You know you’re desperate for a night out when the babysitter tells you they have lice and for a split second you think: stick on a damn hat and get over here
Is hitting yourself in the face when you open your car door considered “hot”? Say yes.
A grown man smelling like baby powder stood next to me today.
My maternal instincts have never been so confused.
whenever the police put a mannequin in a squad car to slow traffic, I strategically place mannequins around town committing crimes
hey there delilah, oh shit no i meant vicky
babe i promise you’re the only one
no this is not a hickey
♪it’s just a bruuuise ♪
Can’t trust CNN? Next thing ya know Nigerian royalty sending me emails will be fake.
[Subway]
ME: i’ll have a footlong meatball sub on Italian herb & cheese thanks
SUBWAY: *train noises*
“This race is over,” said Donald Trump, referring to the entire human race if he is elected president.
My 12 year old saw one tick at this cabin and now he’s requesting an airborne tactical extraction.
I fart in church so I can sit in my own pew.
BOSS: This team isn’t performing, hire someone with a good track record
[2 wks later]
ME: I’d like you to meet our new employee, Usain Bolt
.@LAPD My wife made hazelnut “coffee” with my coffee maker. Send all available units.
“I’m a night owl”
all owls are night owls. you are a regular owl.
Mob Boss: Did you check the money for marks?
Me: Why would I, we’ve never had a president named Mark
Mob Boss: …
Me: *getting nervous* H-have we?
Being an adult is like being in a Quentin Tarantino movie. It starts off real cool, there’s a lot of cussing, it’s very confusing, everyone dies.
My husband asked for a back scratcher for Father’s Day so apparently my days are numbered
Beerventory: Verb. The act of checking how many beers ya got BEFORE you start drinking to avoid running out when you can’t drive for more.
My husband better stop watching me back the car out of the driveway or I’ll hit the mailbox on purpose this time.
[Obama giving Trump the White House tour]
O: and here’s the toaster, it tends to stick so don’t be afraid to jam a fork in to get it workin
Whenever I’m at home drinking alone with my dog, I tell people I’m drinking with my dawg, so it sounds like I’m drinking with my cool friend
Pregnancy tests make me wish peeing on things answered more questions.
WIFE: please stop telling people you bought me on eBay. It’s not funny
[later]
THEM: so how did you two meet?
ME: I did NOT buy her on eBay
Wile E. Coyote’s Amazon reviews of Acme products are pretty scathing.

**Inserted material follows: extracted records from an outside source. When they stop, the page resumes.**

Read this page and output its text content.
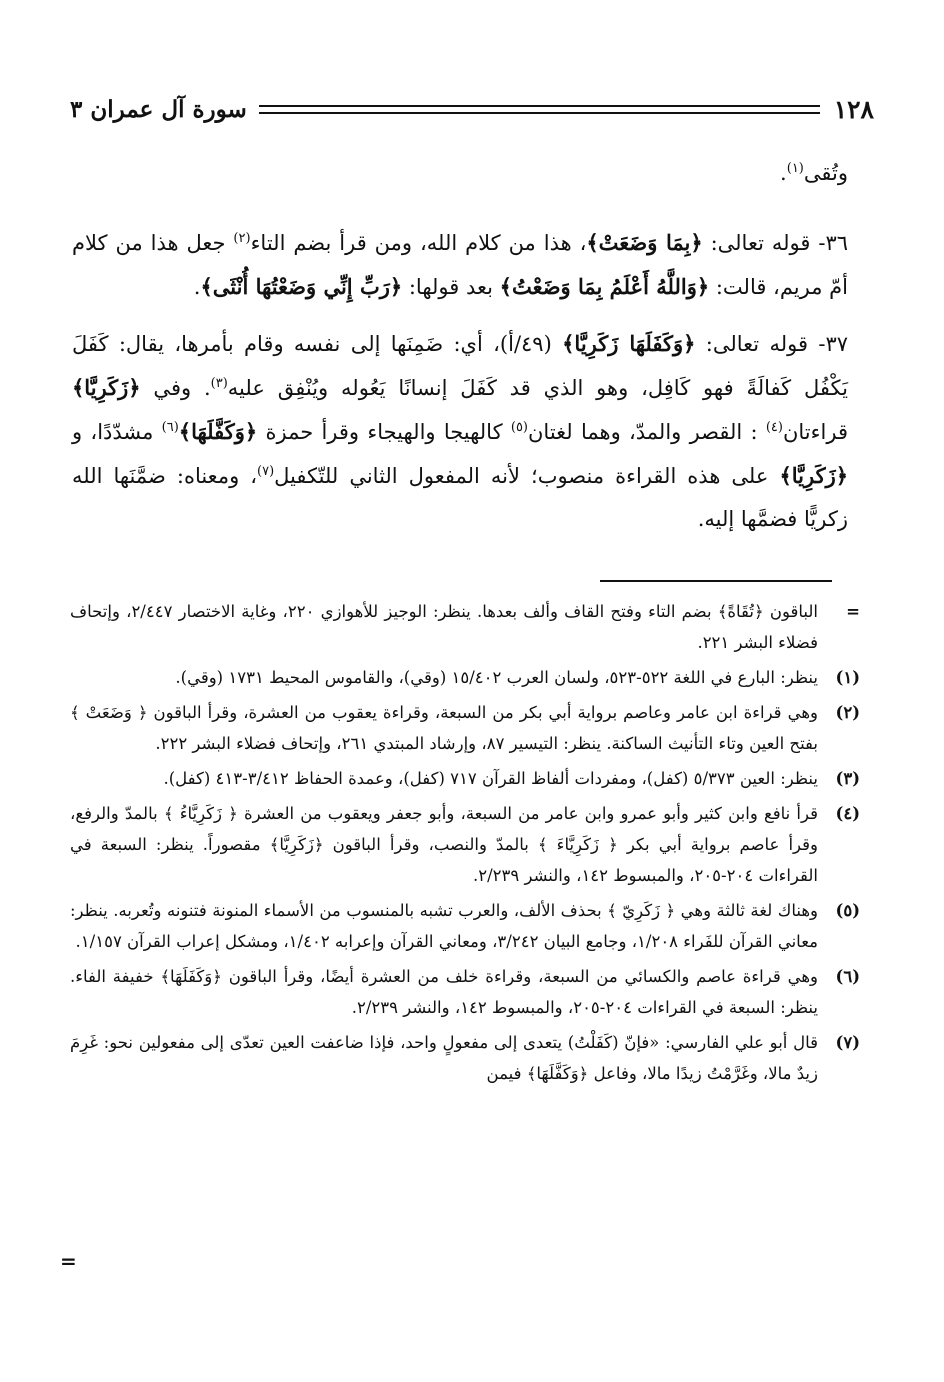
١٢٨
سورة آل عمران ٣

وتُقى$^{(١)}$.

٣٦- قوله تعالى: ﴿بِمَا وَضَعَتْ﴾، هذا من كلام الله، ومن قرأ بضم التاء$^{(٢)}$ جعل هذا من كلام أمّ مريم، قالت: ﴿وَاللَّهُ أَعْلَمُ بِمَا وَضَعْتُ﴾ بعد قولها: ﴿رَبِّ إِنِّي وَضَعْتُهَا أُنْثَى﴾.

٣٧- قوله تعالى: ﴿وَكَفَلَهَا زَكَرِيَّا﴾ (٤٩/أ)، أي: ضَمِنَها إلى نفسه وقام بأمرها، يقال: كَفَلَ يَكْفُل كَفالَةً فهو كَافِل، وهو الذي قد كَفَلَ إنسانًا يَعُوله ويُنْفِق عليه$^{(٣)}$. وفي ﴿زَكَرِيَّا﴾ قراءتان$^{(٤)}$ : القصر والمدّ، وهما لغتان$^{(٥)}$ كالهيجا والهيجاء وقرأ حمزة ﴿وَكَفَّلَهَا﴾$^{(٦)}$ مشدّدًا، و ﴿زَكَرِيَّا﴾ على هذه القراءة منصوب؛ لأنه المفعول الثاني للتّكفيل$^{(٧)}$، ومعناه: ضمَّنَها الله زكريًّا فضمَّها إليه.

=
الباقون ﴿تُقَاةً﴾ بضم التاء وفتح القاف وألف بعدها. ينظر: الوجيز للأهوازي ٢٢٠، وغاية الاختصار ٢/٤٤٧، وإتحاف فضلاء البشر ٢٢١.
(١)
ينظر: البارع في اللغة ٥٢٢-٥٢٣، ولسان العرب ١٥/٤٠٢ (وقي)، والقاموس المحيط ١٧٣١ (وقي).
(٢)
وهي قراءة ابن عامر وعاصم برواية أبي بكر من السبعة، وقراءة يعقوب من العشرة، وقرأ الباقون ﴿ وَضَعَتْ ﴾ بفتح العين وتاء التأنيث الساكنة. ينظر: التيسير ٨٧، وإرشاد المبتدي ٢٦١، وإتحاف فضلاء البشر ٢٢٢.
(٣)
ينظر: العين ٥/٣٧٣ (كفل)، ومفردات ألفاظ القرآن ٧١٧ (كفل)، وعمدة الحفاظ ٣/٤١٢-٤١٣ (كفل).
(٤)
قرأ نافع وابن كثير وأبو عمرو وابن عامر من السبعة، وأبو جعفر ويعقوب من العشرة ﴿ زَكَرِيَّاءُ ﴾ بالمدّ والرفع، وقرأ عاصم برواية أبي بكر ﴿ زَكَرِيَّاءَ ﴾ بالمدّ والنصب، وقرأ الباقون ﴿زَكَرِيَّا﴾ مقصوراً. ينظر: السبعة في القراءات ٢٠٤-٢٠٥، والمبسوط ١٤٢، والنشر ٢/٢٣٩.
(٥)
وهناك لغة ثالثة وهي ﴿ زَكَرِيّ ﴾ بحذف الألف، والعرب تشبه بالمنسوب من الأسماء المنونة فتنونه وتُعربه. ينظر: معاني القرآن للفَراء ١/٢٠٨، وجامع البيان ٣/٢٤٢، ومعاني القرآن وإعرابه ١/٤٠٢، ومشكل إعراب القرآن ١/١٥٧.
(٦)
وهي قراءة عاصم والكسائي من السبعة، وقراءة خلف من العشرة أيضًا، وقرأ الباقون ﴿وَكَفَلَهَا﴾ خفيفة الفاء. ينظر: السبعة في القراءات ٢٠٤-٢٠٥، والمبسوط ١٤٢، والنشر ٢/٢٣٩.
(٧)
قال أبو علي الفارسي: «فإنّ (كَفَلْتُ) يتعدى إلى مفعولٍ واحد، فإذا ضاعفت العين تعدّى إلى مفعولين نحو: غَرِمَ زيدٌ مالا، وغَرَّمْتُ زيدًا مالا، وفاعل ﴿وَكَفَّلَهَا﴾ فيمن
=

I’m told as a lady in my 30s I shouldn’t wear certain things anymore – like halter tops, pigtails, and the scalps of my vanquished enemies.

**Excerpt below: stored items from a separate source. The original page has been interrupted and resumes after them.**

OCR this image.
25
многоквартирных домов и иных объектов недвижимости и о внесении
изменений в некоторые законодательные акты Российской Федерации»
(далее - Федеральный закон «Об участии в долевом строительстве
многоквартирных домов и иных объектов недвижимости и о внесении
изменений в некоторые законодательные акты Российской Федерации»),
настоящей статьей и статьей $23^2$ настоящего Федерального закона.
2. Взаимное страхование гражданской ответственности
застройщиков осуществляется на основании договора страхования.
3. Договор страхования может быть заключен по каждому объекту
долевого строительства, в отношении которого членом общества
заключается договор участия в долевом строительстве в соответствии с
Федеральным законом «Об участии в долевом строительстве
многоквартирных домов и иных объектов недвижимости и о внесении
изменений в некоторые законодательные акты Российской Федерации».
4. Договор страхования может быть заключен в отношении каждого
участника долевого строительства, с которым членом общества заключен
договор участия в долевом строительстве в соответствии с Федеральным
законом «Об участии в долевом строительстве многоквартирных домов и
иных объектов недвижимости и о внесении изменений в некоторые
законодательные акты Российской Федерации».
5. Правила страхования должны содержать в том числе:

We’re all lucky we didnt grow up in medieval times because most court jesters were murdered.
If I ever met a Space Alien, I’d resist shaking its extended appendage, not knowing for sure the details of alien anatomy.
Sad that 25 years ago Homer Simpson seemed like a looser in American culture and now it’s like: “Whoa…that guy has a job AND owns a home?”